Roman de Kazuo Ishiguro.

Mr Stevens fut le majordome dévoué de Lord Darlington, à Darlington Hall, pendant des années. À la mort du maître des lieux en 1956, le domaine est racheté par Mr Farraday, un Américain installé en Grande Bretagne. Afin de maintenir la tenue de maison à son niveau habituel, Mr Stevens envisage de recruter de nouveaux domestiques. Il songe notamment à Miss Kenton, ancienne intendante du domaine qui s’est mariée des décennies plus tôt. Le majordome entreprend donc un voyage en automobile de plusieurs jours afin de retrouver Miss Kenton. Au fil de son échappée, Mr Stevens se remémore les grands moments de sa vie de majordome, notamment la conférence donnée par Lord Darlington en 1924 sur le traité de Versailles et ses déplorables conséquences sur l’Allemagne. Mr Stevens pense également à son père, majordome adjoint chez Lord Darlington, et à Miss Kenton, si remarquable dans son métier.

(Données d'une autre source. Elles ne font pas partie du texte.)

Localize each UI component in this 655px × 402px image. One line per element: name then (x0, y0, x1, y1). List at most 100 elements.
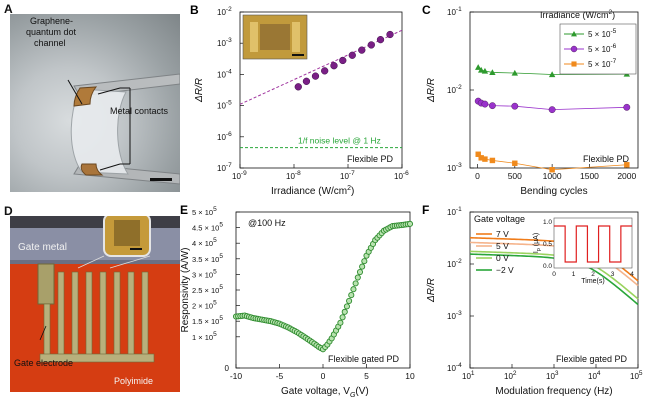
label-metal-contacts: Metal contacts (110, 106, 169, 116)
plot-frame (235, 211, 411, 369)
x-tick-label: 102 (504, 370, 517, 381)
inset-x-tick-label: 2 (591, 271, 595, 278)
x-axis-label: Modulation frequency (Hz) (495, 386, 612, 397)
legend-title: Irradiance (W/cm2) (540, 9, 615, 20)
data-point (359, 263, 366, 270)
inset-y-tick-label: 0.5 (543, 241, 552, 248)
data-point (549, 167, 555, 173)
x-axis-label: Irradiance (W/cm2) (271, 185, 354, 197)
x-tick-label: -5 (276, 371, 284, 381)
data-point (311, 72, 320, 80)
label-gate-electrode: Gate electrode (14, 358, 74, 368)
y-axis-label: ΔR/R (194, 78, 205, 103)
data-point (348, 292, 355, 299)
y-tick-label: 10-7 (217, 162, 232, 173)
x-tick-label: 500 (508, 171, 522, 181)
x-tick-label: 0 (321, 371, 326, 381)
annotation-frequency: @100 Hz (248, 218, 286, 228)
legend-marker (570, 45, 578, 53)
chart-e: E -10 -5 0 5 10 0 1 × 105 1.5 × 105 2 × 105 2.5 ×… (180, 203, 415, 399)
inset-frame (553, 217, 633, 269)
y-tick-label: 10-6 (217, 131, 232, 142)
annotation: Flexible gated PD (328, 354, 400, 364)
data-point (348, 51, 356, 59)
x-tick-label: -10 (230, 371, 243, 381)
data-point (511, 102, 519, 110)
inset-y-axis-label: Ip (μA) (533, 233, 542, 253)
data-point (489, 69, 496, 75)
x-tick-label: 1000 (543, 171, 562, 181)
gated-device-illustration (10, 216, 180, 392)
inset-y-tick-label: 0.0 (543, 263, 552, 270)
x-tick-label: 10 (405, 371, 415, 381)
data-point (481, 67, 489, 74)
x-axis-label: Gate voltage, VG(V) (281, 386, 369, 399)
data-point (339, 56, 347, 65)
data-point (511, 69, 518, 76)
x-tick-label: 10-8 (286, 170, 301, 181)
label-channel-line3: channel (34, 38, 66, 48)
data-point (321, 67, 329, 75)
data-point (489, 102, 496, 110)
legend-label: −2 V (496, 265, 514, 275)
panel-letter-b: B (190, 3, 199, 17)
data-point (481, 100, 489, 108)
inset-scale-bar (292, 54, 304, 56)
inset-x-tick-label: 3 (611, 271, 615, 278)
data-point (341, 308, 348, 315)
data-point (548, 106, 556, 114)
y-tick-label: 10-3 (217, 37, 232, 48)
x-tick-label: 10-7 (340, 170, 355, 181)
inset-x-axis-label: Time(s) (581, 278, 604, 285)
data-point (376, 35, 385, 44)
inset-y-tick-label: 1.0 (543, 219, 552, 226)
data-point (302, 77, 311, 85)
legend-label: 7 V (496, 229, 509, 239)
data-point (482, 156, 488, 162)
panel-letter-d: D (4, 204, 13, 218)
y-tick-label: 10-4 (447, 362, 462, 373)
annotation: Flexible PD (347, 154, 394, 164)
y-tick-label: 5 × 105 (192, 206, 217, 217)
x-tick-label: 0 (475, 171, 480, 181)
y-tick-label: 2.5 × 105 (192, 284, 223, 295)
chart-b: B 10-9 10-8 10-7 10-6 10-7 10-6 10-5 10-4 10-3 10… (190, 3, 409, 197)
data-point (358, 46, 366, 54)
y-tick-label: 2 × 105 (192, 300, 217, 311)
y-tick-label: 10-1 (447, 206, 462, 217)
inset-trace (554, 225, 632, 263)
x-axis-label: Bending cycles (520, 186, 587, 197)
data-point (352, 280, 359, 287)
y-tick-label: 10-3 (447, 310, 462, 321)
x-tick-label: 5 (364, 371, 369, 381)
x-tick-label: 101 (462, 370, 475, 381)
y-tick-label: 10-2 (217, 6, 232, 17)
data-point (361, 258, 368, 265)
data-point (406, 220, 414, 227)
data-point (339, 314, 346, 321)
data-point (489, 157, 496, 164)
x-tick-label: 1500 (580, 171, 599, 181)
data-point (478, 155, 484, 161)
plot-frame (239, 11, 403, 169)
data-point (512, 160, 518, 166)
inset-contact-left (250, 22, 258, 52)
photo-flexible-device: Graphene- quantum dot channel Metal cont… (10, 14, 180, 192)
annotation: Flexible PD (583, 154, 630, 164)
panel-letter-e: E (180, 203, 188, 217)
legend-title: Gate voltage (474, 214, 525, 224)
device-illustration (67, 73, 180, 185)
y-tick-label: 10-1 (447, 6, 462, 17)
legend-label: 5 V (496, 241, 509, 251)
x-tick-label: 105 (630, 370, 643, 381)
y-tick-label: 1 × 105 (192, 331, 217, 342)
y-tick-label: 4 × 105 (192, 237, 217, 248)
legend-marker (571, 61, 577, 67)
y-axis-label: ΔR/R (426, 278, 437, 303)
label-polyimide: Polyimide (114, 376, 154, 386)
noise-level-label: 1/f noise level @ 1 Hz (298, 136, 381, 146)
x-tick-label: 2000 (617, 171, 636, 181)
inset-x-tick-label: 1 (572, 271, 576, 278)
y-tick-label: 10-5 (217, 100, 232, 111)
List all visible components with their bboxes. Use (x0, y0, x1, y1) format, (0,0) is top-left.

En Angleterre, la tradition du majordome est ancestrale. Étymologiquement, ce domestique au-dessus des autres est le maître de la maison. Pendant de nombreuses pages, Mr Stevens s’interroge sur ce qui définit un bon majordome : il conclut qu’un bon majordome doit être digne. En outre, un bon majordome doit savoir faire passer sa vie personnelle après sa vie professionnelle, se dévouant totalement à son métier et à son employeur, quelle que soit l’urgence intime qui bouleverse son existence. « Ne me croyez pas grossier de ne pas monter voir mon père dans son état de décès à ce moment précis. Vous comprenez, je sais que mon père aurait souhaité que je continue mon travail maintenant. » (p. 124) Avec la modernité en marche, l’extinction progressive de l’aristocratie et la disparition des grands domaines, le majordome, le traditionnel butler devient une pièce de musée, une originalité que l’on exhibe. Mr Stevens en est parfaitement conscient et il sait que Mr Farraday, son nouvel employeur, a d’autres attentes et un autre comportement que Lord Darlington. Pour s’adapter au changement, le vieux majordome s’essaie au badinage, pratique qui lui est bien inconnue.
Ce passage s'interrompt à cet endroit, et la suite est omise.